I love how, on the "I am retiring page", the image of the old woman even has artifacts of the Gemini logo on the bottom right - someone very probably manually tried to blur them with a tool that was not meant for blurring.
Somehow, he or she was still convinced and put it up.
Yeah it was always a trick scammers used. Scam emails (the more obvious ones - not sophisticated phising) always had typos or subtle grammar errors because authors don't want to invest time in people that are able to spot such mistakes. It's the people that do not read thoroughly that are much more likely to fall for a scam.
I would imagine it might be the same with those ads.
> authors don't want to invest time in people that are able to spot such mistakes
This "just-so" story gets repeated constantly in threads about scams, but I've never seen anyone put up any actual proof. The more likely explanation is that scammers are just bad at English since they're predominantly from poor third-world countries.
Spelling and grammar checkers are free; online translators have been better than that for many years now.

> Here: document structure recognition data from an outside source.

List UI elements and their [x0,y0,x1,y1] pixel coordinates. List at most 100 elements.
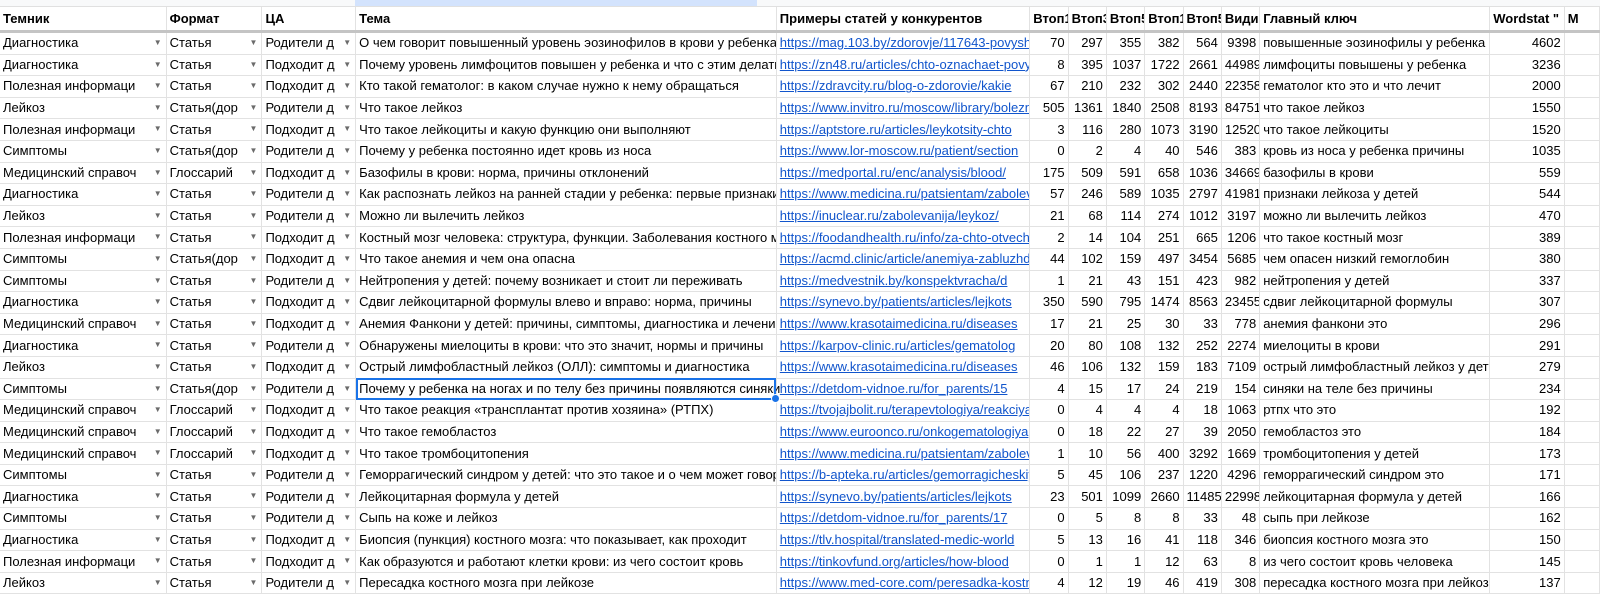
cell-top5[interactable]: 106 [1106,464,1146,487]
cell-main-keyword[interactable]: биопсия костного мозга это [1259,529,1491,552]
cell-competitor-url[interactable]: https://synevo.by/patients/articles/lejk… [776,485,1031,509]
cell-top10[interactable]: 1722 [1144,54,1184,77]
header-top3[interactable]: Втоп3 [1068,7,1107,33]
cell-competitor-url[interactable]: https://www.euroonco.ru/onkogematologiya [776,421,1031,444]
dropdown-arrow-icon[interactable]: ▼ [154,206,162,226]
cell-m[interactable] [1564,334,1600,357]
cell-wordstat[interactable]: 1520 [1489,118,1565,141]
competitor-link[interactable]: https://tinkovfund.org/articles/how-bloo… [780,554,1009,569]
competitor-link[interactable]: https://karpov-clinic.ru/articles/gemato… [780,338,1016,353]
dropdown-arrow-icon[interactable]: ▼ [250,357,258,377]
cell-format[interactable]: Статья ▼ [166,334,263,357]
cell-top50[interactable]: 2797 [1183,183,1222,206]
cell-audience[interactable]: Родители д ▼ [261,507,357,530]
cell-topic[interactable]: Острый лимфобластный лейкоз (ОЛЛ): симпт… [355,356,777,379]
cell-top5[interactable]: 25 [1106,313,1146,336]
dropdown-arrow-icon[interactable]: ▼ [154,465,162,485]
dropdown-arrow-icon[interactable]: ▼ [250,443,258,463]
cell-top3[interactable]: 1361 [1068,97,1107,120]
cell-topic[interactable]: Анемия Фанкони у детей: причины, симптом… [355,313,777,336]
cell-top50[interactable]: 546 [1183,140,1222,163]
dropdown-arrow-icon[interactable]: ▼ [154,443,162,463]
cell-visibility[interactable]: 48 [1221,507,1261,530]
cell-m[interactable] [1564,31,1600,55]
dropdown-arrow-icon[interactable]: ▼ [343,292,351,312]
cell-top1[interactable]: 350 [1029,291,1069,314]
cell-top1[interactable]: 1 [1029,270,1069,293]
cell-top1[interactable]: 5 [1029,464,1069,487]
cell-wordstat[interactable]: 1035 [1489,140,1565,163]
cell-main-keyword[interactable]: базофилы в крови [1259,162,1491,185]
cell-wordstat[interactable]: 337 [1489,270,1565,293]
cell-format[interactable]: Статья ▼ [166,270,263,293]
cell-format[interactable]: Статья ▼ [166,118,263,141]
dropdown-arrow-icon[interactable]: ▼ [343,551,351,571]
cell-topic[interactable]: Почему у ребенка постоянно идет кровь из… [355,140,777,163]
cell-main-keyword[interactable]: нейтропения у детей [1259,270,1491,293]
dropdown-arrow-icon[interactable]: ▼ [250,33,258,53]
cell-top10[interactable]: 40 [1144,140,1184,163]
cell-visibility[interactable]: 1669 [1221,442,1261,465]
cell-m[interactable] [1564,399,1600,422]
cell-top50[interactable]: 3454 [1183,248,1222,271]
cell-temnik[interactable]: Диагностика ▼ [0,54,167,77]
cell-m[interactable] [1564,97,1600,120]
cell-top3[interactable]: 246 [1068,183,1107,206]
cell-format[interactable]: Статья(дор ▼ [166,140,263,163]
cell-topic[interactable]: Как распознать лейкоз на ранней стадии у… [355,183,777,206]
cell-audience[interactable]: Подходит д ▼ [261,529,357,552]
cell-top1[interactable]: 44 [1029,248,1069,271]
cell-top10[interactable]: 1073 [1144,118,1184,141]
cell-audience[interactable]: Родители д ▼ [261,205,357,228]
cell-main-keyword[interactable]: кровь из носа у ребенка причины [1259,140,1491,163]
cell-visibility[interactable]: 1063 [1221,399,1261,422]
cell-top1[interactable]: 8 [1029,54,1069,77]
dropdown-arrow-icon[interactable]: ▼ [250,379,258,399]
cell-top50[interactable]: 11485 [1183,485,1222,509]
cell-top10[interactable]: 497 [1144,248,1184,271]
dropdown-arrow-icon[interactable]: ▼ [154,141,162,161]
cell-top10[interactable]: 159 [1144,356,1184,379]
competitor-link[interactable]: https://www.euroonco.ru/onkogematologiya [780,424,1029,439]
dropdown-arrow-icon[interactable]: ▼ [154,551,162,571]
cell-wordstat[interactable]: 150 [1489,529,1565,552]
cell-visibility[interactable]: 982 [1221,270,1261,293]
dropdown-arrow-icon[interactable]: ▼ [154,184,162,204]
cell-m[interactable] [1564,140,1600,163]
cell-topic[interactable]: Лейкоцитарная формула у детей [355,485,777,509]
cell-main-keyword[interactable]: гемобластоз это [1259,421,1491,444]
cell-top10[interactable]: 237 [1144,464,1184,487]
dropdown-arrow-icon[interactable]: ▼ [154,314,162,334]
cell-top1[interactable]: 0 [1029,550,1069,573]
cell-main-keyword[interactable]: пересадка костного мозга при лейкозе [1259,572,1491,595]
cell-wordstat[interactable]: 192 [1489,399,1565,422]
cell-temnik[interactable]: Диагностика ▼ [0,334,167,357]
dropdown-arrow-icon[interactable]: ▼ [250,184,258,204]
cell-m[interactable] [1564,291,1600,314]
cell-top1[interactable]: 4 [1029,572,1069,595]
competitor-link[interactable]: https://medportal.ru/enc/analysis/blood/ [780,165,1006,180]
cell-top3[interactable]: 210 [1068,75,1107,98]
cell-format[interactable]: Глоссарий ▼ [166,442,263,465]
cell-competitor-url[interactable]: https://zn48.ru/articles/chto-oznachaet-… [776,54,1031,77]
fill-handle[interactable] [770,394,780,404]
cell-top3[interactable]: 106 [1068,356,1107,379]
dropdown-arrow-icon[interactable]: ▼ [343,422,351,442]
cell-audience[interactable]: Подходит д ▼ [261,226,357,249]
cell-top1[interactable]: 5 [1029,529,1069,552]
dropdown-arrow-icon[interactable]: ▼ [343,314,351,334]
dropdown-arrow-icon[interactable]: ▼ [154,486,162,506]
cell-top10[interactable]: 132 [1144,334,1184,357]
cell-audience[interactable]: Подходит д ▼ [261,421,357,444]
cell-competitor-url[interactable]: https://acmd.clinic/article/anemiya-zabl… [776,248,1031,271]
cell-topic[interactable]: Нейтропения у детей: почему возникает и … [355,270,777,293]
cell-format[interactable]: Статья ▼ [166,31,263,55]
cell-topic[interactable]: Геморрагический синдром у детей: что это… [355,464,777,487]
competitor-link[interactable]: https://detdom-vidnoe.ru/for_parents/17 [780,510,1008,525]
cell-top10[interactable]: 2660 [1144,485,1184,509]
dropdown-arrow-icon[interactable]: ▼ [250,249,258,269]
competitor-link[interactable]: https://www.medicina.ru/patsientam/zabol… [780,186,1029,201]
competitor-link[interactable]: https://www.med-core.com/peresadka-kostn… [780,575,1029,590]
cell-visibility[interactable]: 9398 [1221,31,1261,55]
cell-m[interactable] [1564,442,1600,465]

It could be sloppiness, but I think scammers just organically copied efforts that worked, and those were the ones with poor presentations because they pre-filter and so target the scammers efforts more efficiently. The scammers need not be aware of why it works.
I skimmed the pdf; they show a model where having such an early "filter" is beneficial to the scammer, but doesn't provide any actual evidence that it applies in reality beyond restating the just-so story.
Somehow, he or she was still convinced and put it up.